UNITED NATIONS (Reuters) - Most armed groups involved in human smuggling and trafficking in Libya have links to the country’s official security institutions, sanctions experts said in a confidential report to a U.N. Security Council committee seen by Reuters on Wednesday.
People smugglers operating with impunity in Libya have sent hundreds of thousands of migrants to Europe, mainly Italy, by sea since 2014. Thousands have died during the voyages.
“Armed groups, which were party to larger political-military coalitions, have specialised in illegal smuggling activities, notably human smuggling and trafficking,” experts reported to the 15-member Security Council committee. They said most of these armed groups “were nominally affiliated to official security institutions.”
The experts were reporting on an arms embargo and targeted sanctions that the U.N. Security Council imposed on Libya in 2011 when former leader Muammar Gaddafi’s forces cracked down on pro-democracy protesters.
Eritrean migrants told the sanctions monitors they had been arrested by the Special Deterrence Force (SDF), which is an armed group affiliated with the internationally recognised Government of National Accord’s Ministry of Interior, the report said.
The migrants said the Special Deterrence Force handed them to various smuggling rings. “The panel is assessing whether the SDF’s leadership was aware of collusion and trafficking being conducted within its ranks,” the sanctions monitors wrote.

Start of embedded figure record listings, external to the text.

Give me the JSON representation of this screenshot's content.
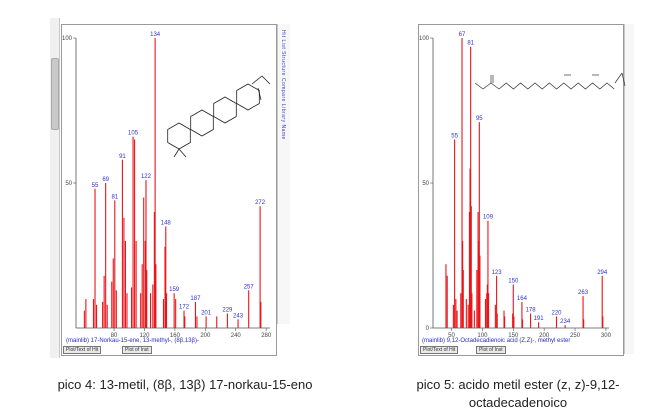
{
  "chart_data": [
    {
      "type": "bar",
      "title": "",
      "xlabel": "",
      "ylabel": "",
      "xlim": [
        30,
        285
      ],
      "ylim": [
        0,
        100
      ],
      "xticks": [
        "80",
        "120",
        "160",
        "200",
        "240",
        "280"
      ],
      "yticks": [
        "50",
        "100"
      ],
      "footer_text": "(mainlib) 17-Norkau-15-ene, 13-methyl-, (8β,13β)-",
      "peak_labels": [
        {
          "x": 55,
          "y": 48,
          "label": "55"
        },
        {
          "x": 69,
          "y": 50,
          "label": "69"
        },
        {
          "x": 81,
          "y": 44,
          "label": "81"
        },
        {
          "x": 91,
          "y": 58,
          "label": "91"
        },
        {
          "x": 105,
          "y": 66,
          "label": "105"
        },
        {
          "x": 122,
          "y": 51,
          "label": "122"
        },
        {
          "x": 134,
          "y": 100,
          "label": "134"
        },
        {
          "x": 148,
          "y": 35,
          "label": "148"
        },
        {
          "x": 159,
          "y": 12,
          "label": "159"
        },
        {
          "x": 172,
          "y": 6,
          "label": "172"
        },
        {
          "x": 187,
          "y": 9,
          "label": "187"
        },
        {
          "x": 201,
          "y": 4,
          "label": "201"
        },
        {
          "x": 229,
          "y": 5,
          "label": "229"
        },
        {
          "x": 243,
          "y": 3,
          "label": "243"
        },
        {
          "x": 257,
          "y": 13,
          "label": "257"
        },
        {
          "x": 272,
          "y": 42,
          "label": "272"
        }
      ],
      "peaks": [
        [
          41,
          6
        ],
        [
          43,
          10
        ],
        [
          53,
          10
        ],
        [
          55,
          48
        ],
        [
          57,
          8
        ],
        [
          65,
          9
        ],
        [
          67,
          18
        ],
        [
          69,
          50
        ],
        [
          71,
          8
        ],
        [
          77,
          16
        ],
        [
          79,
          24
        ],
        [
          81,
          44
        ],
        [
          83,
          13
        ],
        [
          91,
          58
        ],
        [
          93,
          38
        ],
        [
          95,
          30
        ],
        [
          97,
          12
        ],
        [
          103,
          14
        ],
        [
          105,
          66
        ],
        [
          107,
          65
        ],
        [
          109,
          30
        ],
        [
          115,
          12
        ],
        [
          117,
          22
        ],
        [
          119,
          45
        ],
        [
          121,
          30
        ],
        [
          122,
          51
        ],
        [
          123,
          20
        ],
        [
          128,
          12
        ],
        [
          131,
          15
        ],
        [
          133,
          40
        ],
        [
          134,
          100
        ],
        [
          135,
          22
        ],
        [
          145,
          10
        ],
        [
          147,
          28
        ],
        [
          148,
          35
        ],
        [
          149,
          12
        ],
        [
          159,
          12
        ],
        [
          161,
          10
        ],
        [
          172,
          6
        ],
        [
          173,
          4
        ],
        [
          187,
          9
        ],
        [
          189,
          4
        ],
        [
          201,
          4
        ],
        [
          215,
          4
        ],
        [
          229,
          5
        ],
        [
          243,
          3
        ],
        [
          257,
          13
        ],
        [
          272,
          42
        ],
        [
          273,
          9
        ]
      ]
    },
    {
      "type": "bar",
      "title": "",
      "xlabel": "",
      "ylabel": "",
      "xlim": [
        20,
        305
      ],
      "ylim": [
        0,
        100
      ],
      "xticks": [
        "50",
        "100",
        "150",
        "200",
        "250",
        "300"
      ],
      "yticks": [
        "0",
        "50",
        "100"
      ],
      "footer_text": "(mainlib) 9,12-Octadecadienoic acid (Z,Z)-, methyl ester",
      "peak_labels": [
        {
          "x": 55,
          "y": 65,
          "label": "55"
        },
        {
          "x": 67,
          "y": 100,
          "label": "67"
        },
        {
          "x": 81,
          "y": 97,
          "label": "81"
        },
        {
          "x": 95,
          "y": 71,
          "label": "95"
        },
        {
          "x": 109,
          "y": 37,
          "label": "109"
        },
        {
          "x": 123,
          "y": 18,
          "label": "123"
        },
        {
          "x": 150,
          "y": 15,
          "label": "150"
        },
        {
          "x": 164,
          "y": 9,
          "label": "164"
        },
        {
          "x": 178,
          "y": 5,
          "label": "178"
        },
        {
          "x": 191,
          "y": 2,
          "label": "191"
        },
        {
          "x": 220,
          "y": 4,
          "label": "220"
        },
        {
          "x": 234,
          "y": 1,
          "label": "234"
        },
        {
          "x": 263,
          "y": 11,
          "label": "263"
        },
        {
          "x": 294,
          "y": 18,
          "label": "294"
        }
      ],
      "peaks": [
        [
          41,
          22
        ],
        [
          43,
          18
        ],
        [
          53,
          8
        ],
        [
          55,
          65
        ],
        [
          57,
          10
        ],
        [
          59,
          6
        ],
        [
          65,
          12
        ],
        [
          67,
          100
        ],
        [
          68,
          30
        ],
        [
          69,
          20
        ],
        [
          74,
          10
        ],
        [
          77,
          8
        ],
        [
          79,
          40
        ],
        [
          80,
          55
        ],
        [
          81,
          97
        ],
        [
          82,
          42
        ],
        [
          83,
          12
        ],
        [
          87,
          6
        ],
        [
          91,
          20
        ],
        [
          93,
          40
        ],
        [
          94,
          30
        ],
        [
          95,
          71
        ],
        [
          96,
          25
        ],
        [
          105,
          10
        ],
        [
          107,
          12
        ],
        [
          108,
          15
        ],
        [
          109,
          37
        ],
        [
          110,
          12
        ],
        [
          121,
          8
        ],
        [
          123,
          18
        ],
        [
          124,
          5
        ],
        [
          135,
          6
        ],
        [
          136,
          4
        ],
        [
          149,
          5
        ],
        [
          150,
          15
        ],
        [
          151,
          4
        ],
        [
          164,
          9
        ],
        [
          165,
          3
        ],
        [
          178,
          5
        ],
        [
          191,
          2
        ],
        [
          220,
          4
        ],
        [
          234,
          1
        ],
        [
          263,
          11
        ],
        [
          264,
          3
        ],
        [
          294,
          18
        ],
        [
          295,
          4
        ]
      ]
    }
  ],
  "tabs": {
    "left": [
      "Plot/Text of Hit",
      "Plot of Inst"
    ],
    "right": [
      "Plot/Text of Hit",
      "Plot of Inst"
    ]
  },
  "sidebar_left": "Hit List Structure Compare Library Name",
  "captions": {
    "left": "pico 4: 13-metil, (8β, 13β) 17-norkau-15-eno",
    "right_line1": "pico 5: acido metil ester (z, z)-9,12-",
    "right_line2": "octadecadenoico"
  },
  "colors": {
    "peak": "#e8161b",
    "label": "#2f2fd0",
    "axis": "#555555"
  }
}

They also noted: “The panel is concerned over the possible use of state facilities and state funds by armed groups and traffickers to enhance their control of migration routes.”
The SDF denied the allegations. The force “has nothing to do with smuggling”, SDF spokesman Ahmad Bin Salem told Reuters in a written statement. “It is fighting illegal immigration and has arrested many smugglers”, he said.
International agencies told the sanctions monitors that Libya’s Directorate Combating Illegal Migration had no control over its 24 detention centres. Migrants told the U.N. monitors that local armed groups controlled the centres they stayed in.
So far this year, just over 3,500 migrants are recorded to have crossed from Libya to Italy, about 60 percent fewer than during the same period last year, according the Italian Interior Ministry.
Libya descended into chaos after a NATO-backed uprising in 2011 led to the overthrow and killing of Gaddafi, with two competing governments backed by militias scrambling for control of the oil-producing country.
“Foreign fighters and armed groups, moving in and out of Libya, exploit the uncontrolled proliferation of arms and related material in Libya resulting in regular violations of the (U.N.) arms embargo,” the sanctions monitors said.